Now do Step 4 (i.e., the null distribution visualization with confidence intervals) for the same variables and country as Task 4, and interpret the output.
conf_int <- null_distribution %>%
get_confidence_interval(level = 0.95, type = "percentile")
null_distribution %>%
visualize() +
shade_p_value(obs_stat = test_stat3, direction = "two-sided") +
shade_confidence_interval(endpoints = conf_int)

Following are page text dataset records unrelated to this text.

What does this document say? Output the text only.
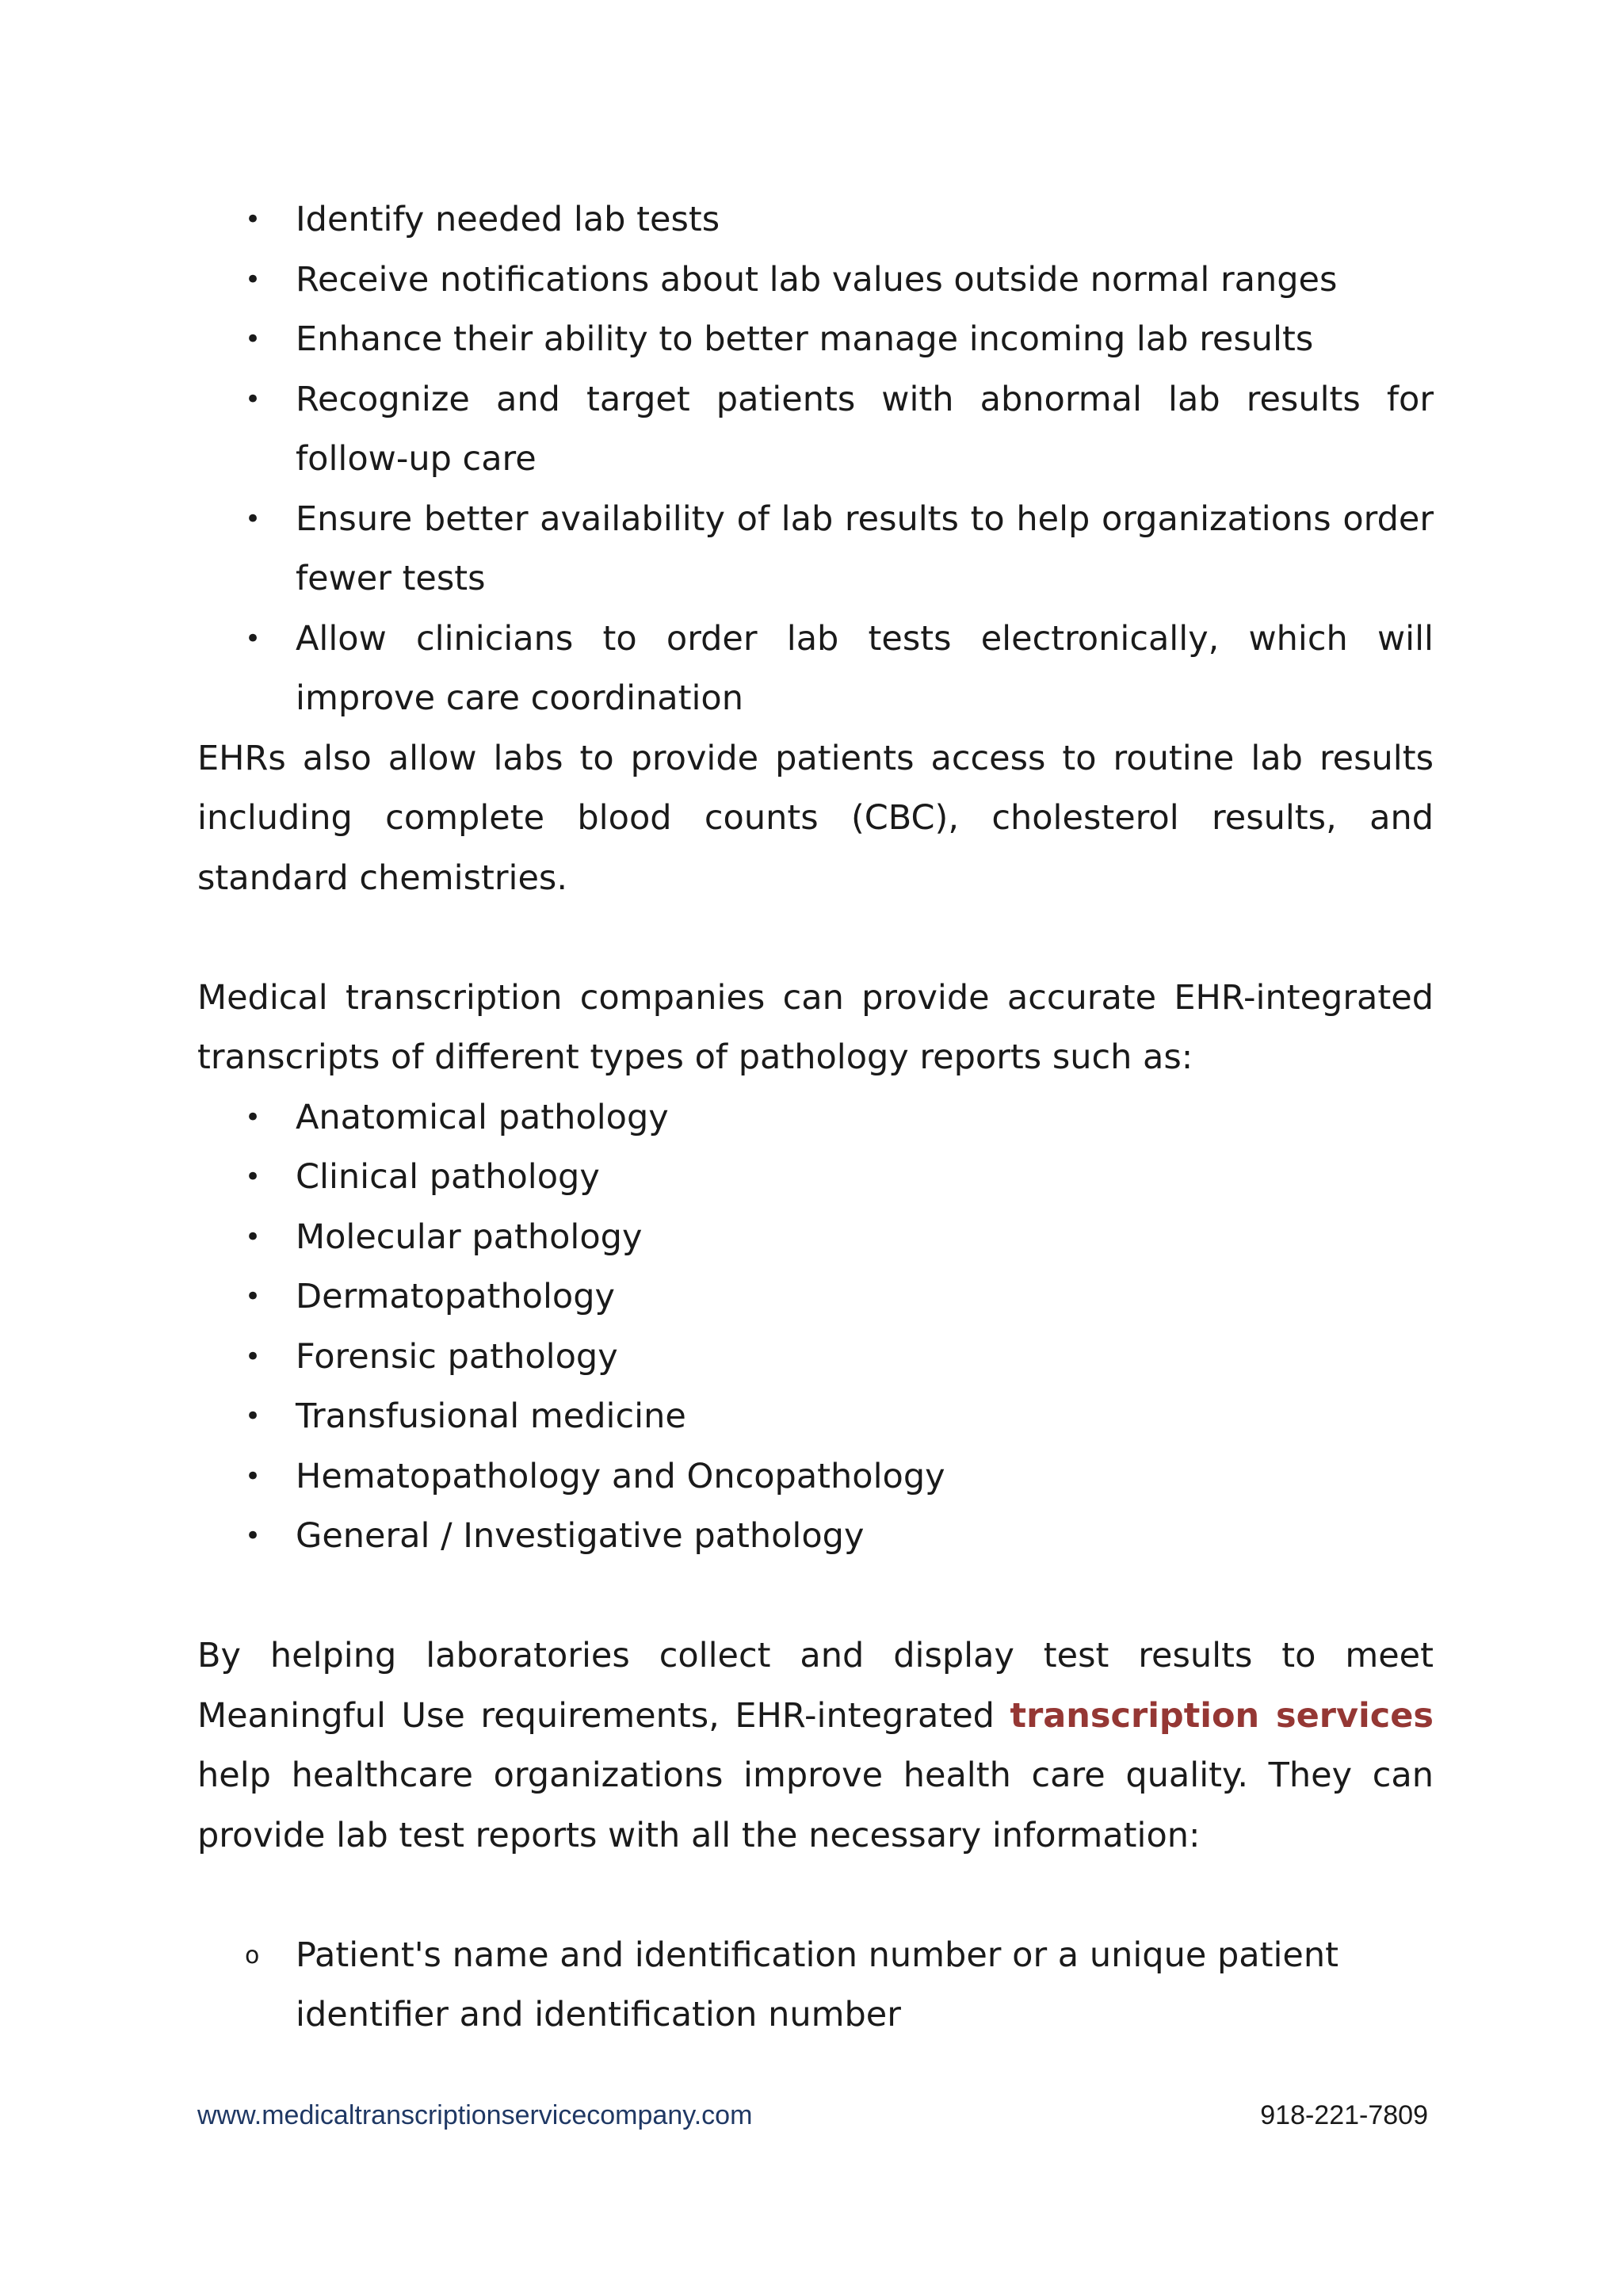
•	Identify needed lab tests
•	Receive notifications about lab values outside normal ranges
•	Enhance their ability to better manage incoming lab results
•	Recognize and target patients with abnormal lab results for follow-up care
•	Ensure better availability of lab results to help organizations order fewer tests
•	Allow clinicians to order lab tests electronically, which will improve care coordination

EHRs also allow labs to provide patients access to routine lab results including complete blood counts (CBC), cholesterol results, and standard chemistries.

Medical transcription companies can provide accurate EHR-integrated transcripts of different types of pathology reports such as:

•	Anatomical pathology
•	Clinical pathology
•	Molecular pathology
•	Dermatopathology
•	Forensic pathology
•	Transfusional medicine
•	Hematopathology and Oncopathology
•	General / Investigative pathology

By helping laboratories collect and display test results to meet Meaningful Use requirements, EHR-integrated transcription services help healthcare organizations improve health care quality. They can provide lab test reports with all the necessary information:

o	Patient's name and identification number or a unique patient identifier and identification number
www.medicaltranscriptionservicecompany.com	918-221-7809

## Warning: Chi-Square usually corresponds to right-tailed tests. Proceed with
## caution.
The constructed confidence interval (green rectangular zone) will contain the true value of interest across 95% of random samples. The very small amount of shaded red regions of the null distribution indicates the possibility of observing cases that are as (or more) extreme than the observed statistic. Because the observed test statistic stays way outside the confident interval, it indicates a statistically significant association between the two variables in my dataset.